Fraud attacks on fashion e-commerce increased 47 percent in 2018

As online retail grows, so does online fraud. Criminals are getting more and more sophisticated, requiring e-commerce companies to stay up to date about their techniques. “Fraudsters have access to more private information than ever before, and as online criminal networks expand, the access to phishing kits or ‘crime-as-a-service’ opportunities increase for new fraudsters, lowering the bar for more users to enter the ring”, says fraud prevention company Forter in its latest Fraud Attack Index, an annual publication about trends in online fraud attacks across different industries.

Apparel and accessories webshops must be especially vigilant, as the category is preferred by fraudsters due to the ease with which items can be resold and the fact that attempts to buy in bulk don’t look so suspicious. In fact, attacks on online fashion shops grew by 47 percent in 2018.

”One of the challenges that has developed in this industry over the last year is how to combat BOTs, automated scripts which can run specific actions over and over again with great speed”, notes the company in the report, explaining that BOTs are usually employed to target new releases of limited-edition items. Those items are resold later in secondhand marketplaces for much higher prices. To put it briefly, stimulates online fraud.

Jewelry and luxury goods are also very attractive for fraudsters as successful thefts are more lucrative than those in other sectors. According to Forter, the category has seen a 19 percent increase in online attacks year on year.

Fraud attacks on fashion e-commerce increased 47 percent in 2018

Most popular methods of attack

Account takeover increased 45 percent in 2018. Forter says this method has been rising in popularity because stealing a user’s account offers more possibilities than typical transactional fraud. Users tend to pay less attention to their loyalty or reward points than to their bank account and credit card statements, making it easier for fraudsters to make purchases under someone else’s name without getting noticed.

Fraud rings went up 25 percent last year and Forter predicts it to grow even more in 2019 because fraudsters understand they can do more damage when working together. Coordinated action leverages the individual skills of the members of the group, allowing them to scale up their attacks and strike at a higher frequency. “Typically, fraudsters will gather personally identifiable information, either collected from recent data breaches, or via phishing campaigns run by the fraud rings themselves. Using bot attacks they then attempt automated mass logins, and then attempt to make transactions within accounts that they have successfully logged into”, explains Forter. “With fraud rings, an operation can carry out all stages of the attack simultaneously”.

Looking to reach more customers by offering coupons or discounts to those that refer a friend? Be careful, for policy abuse jumped 170 percent in 2018. The most common way to take advantage of such programs is by oversharing coupons or creating multiple accounts. According to Forter, online merchants tend to overlook this type of fraud because transactional frauds generate greater losses, but the staggering growth of this fraud method demonstrates it is a mistake not to adopt measures to prevent abuse.
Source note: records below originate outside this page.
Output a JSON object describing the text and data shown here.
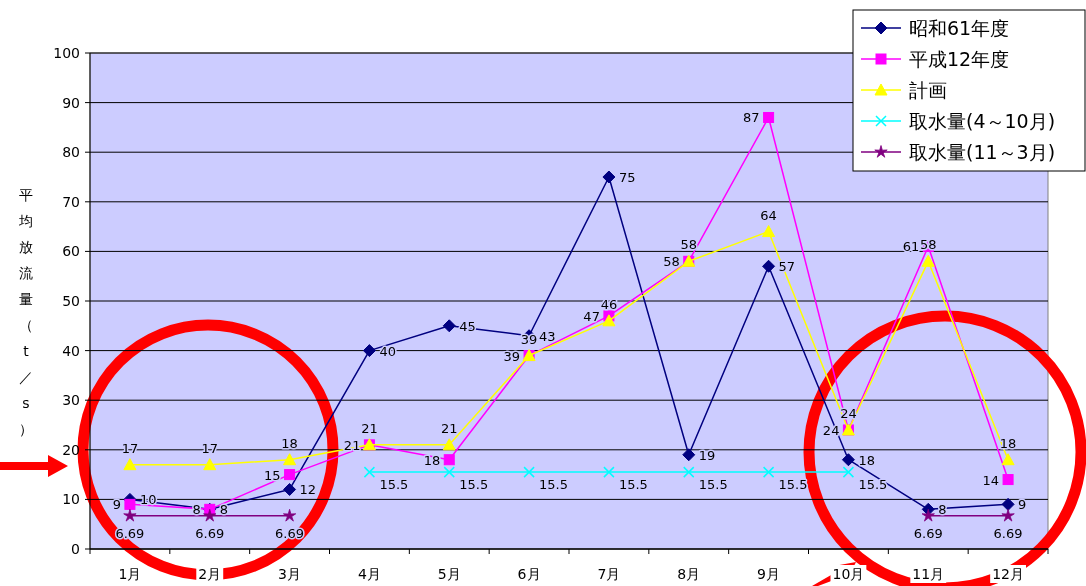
{
  "chart_data": {
    "type": "line",
    "ylabel": "平均放流量（t／s）",
    "categories": [
      "1月",
      "2月",
      "3月",
      "4月",
      "5月",
      "6月",
      "7月",
      "8月",
      "9月",
      "10月",
      "11月",
      "12月"
    ],
    "series": [
      {
        "name": "昭和61年度",
        "color": "#000080",
        "marker": "diamond",
        "values": [
          10,
          8,
          12,
          40,
          45,
          43,
          75,
          19,
          57,
          18,
          8,
          9
        ]
      },
      {
        "name": "平成12年度",
        "color": "#ff00ff",
        "marker": "square",
        "values": [
          9,
          8,
          15,
          21,
          18,
          39,
          47,
          58,
          87,
          24,
          61,
          14
        ]
      },
      {
        "name": "計画",
        "color": "#ffff00",
        "marker": "triangle",
        "values": [
          17,
          17,
          18,
          21,
          21,
          39,
          46,
          58,
          64,
          24,
          58,
          18
        ]
      },
      {
        "name": "取水量(4～10月)",
        "color": "#00ffff",
        "marker": "cross",
        "values": [
          null,
          null,
          null,
          15.5,
          15.5,
          15.5,
          15.5,
          15.5,
          15.5,
          15.5,
          null,
          null
        ]
      },
      {
        "name": "取水量(11～3月)",
        "color": "#800080",
        "marker": "star",
        "values": [
          6.69,
          6.69,
          6.69,
          null,
          null,
          null,
          null,
          null,
          null,
          null,
          6.69,
          6.69
        ]
      }
    ],
    "ylim": [
      0,
      100
    ],
    "yticks": [
      0,
      10,
      20,
      30,
      40,
      50,
      60,
      70,
      80,
      90,
      100
    ],
    "grid": "y",
    "legend": "top right",
    "data_labels": true
  }
}
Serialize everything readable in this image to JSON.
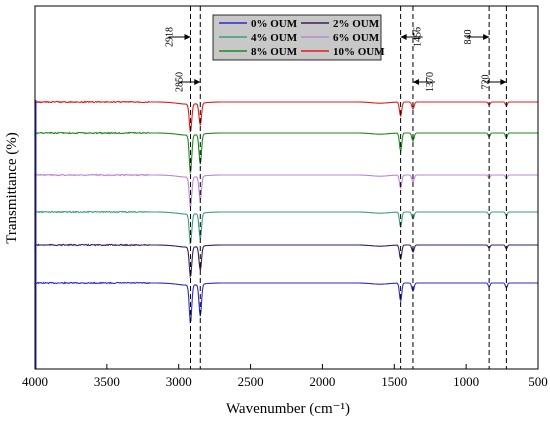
{
  "chart_data": {
    "type": "line",
    "xlabel": "Wavenumber (cm⁻¹)",
    "ylabel": "Transmittance (%)",
    "xlim": [
      4000,
      500
    ],
    "x_ticks": [
      4000,
      3500,
      3000,
      2500,
      2000,
      1500,
      1000,
      500
    ],
    "x_reversed": true,
    "grid": false,
    "legend_position": "top-center",
    "series": [
      {
        "name": "0% OUM",
        "color": "#2b2bd0",
        "baseline": 283,
        "dips": [
          [
            2918,
            38
          ],
          [
            2850,
            32
          ],
          [
            1456,
            18
          ],
          [
            1370,
            8
          ],
          [
            840,
            4
          ],
          [
            720,
            5
          ]
        ]
      },
      {
        "name": "2% OUM",
        "color": "#3a1e5a",
        "baseline": 245,
        "dips": [
          [
            2918,
            30
          ],
          [
            2850,
            24
          ],
          [
            1456,
            14
          ],
          [
            1370,
            7
          ],
          [
            840,
            3
          ],
          [
            720,
            4
          ]
        ]
      },
      {
        "name": "4% OUM",
        "color": "#3aa078",
        "baseline": 212,
        "dips": [
          [
            2918,
            30
          ],
          [
            2850,
            26
          ],
          [
            1456,
            15
          ],
          [
            1370,
            7
          ],
          [
            840,
            3
          ],
          [
            720,
            4
          ]
        ]
      },
      {
        "name": "6% OUM",
        "color": "#b887d6",
        "baseline": 175,
        "dips": [
          [
            2918,
            30
          ],
          [
            2850,
            24
          ],
          [
            1456,
            13
          ],
          [
            1370,
            7
          ],
          [
            840,
            3
          ],
          [
            720,
            4
          ]
        ]
      },
      {
        "name": "8% OUM",
        "color": "#1e8a1e",
        "baseline": 133,
        "dips": [
          [
            2918,
            38
          ],
          [
            2850,
            30
          ],
          [
            1456,
            18
          ],
          [
            1370,
            8
          ],
          [
            840,
            4
          ],
          [
            720,
            5
          ]
        ]
      },
      {
        "name": "10% OUM",
        "color": "#e41a1c",
        "baseline": 102,
        "dips": [
          [
            2918,
            28
          ],
          [
            2850,
            22
          ],
          [
            1456,
            14
          ],
          [
            1370,
            7
          ],
          [
            840,
            3
          ],
          [
            720,
            4
          ]
        ]
      }
    ],
    "annotations": [
      {
        "label": "2918",
        "x": 2918
      },
      {
        "label": "2850",
        "x": 2850
      },
      {
        "label": "1456",
        "x": 1456
      },
      {
        "label": "1370",
        "x": 1370
      },
      {
        "label": "840",
        "x": 840
      },
      {
        "label": "720",
        "x": 720
      }
    ],
    "legend_bg": "#c8c8c8"
  }
}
Another way consumers and fraudsters can cheat the system is by abusing a store’s return policy. A commissioned by UK credit card company Barclaycard revealed nearly one in 10 shoppers admit to buying clothes only to take a photo on social media. After the “outfit of the day” makes it online, they send it back to the store. Luckily major fashion retailers are already aware of this trend, which is why they have amended their policies to restrict the number of returns per customer, leading to a 90 percent decrease in returns abuse, as per Forter’s report.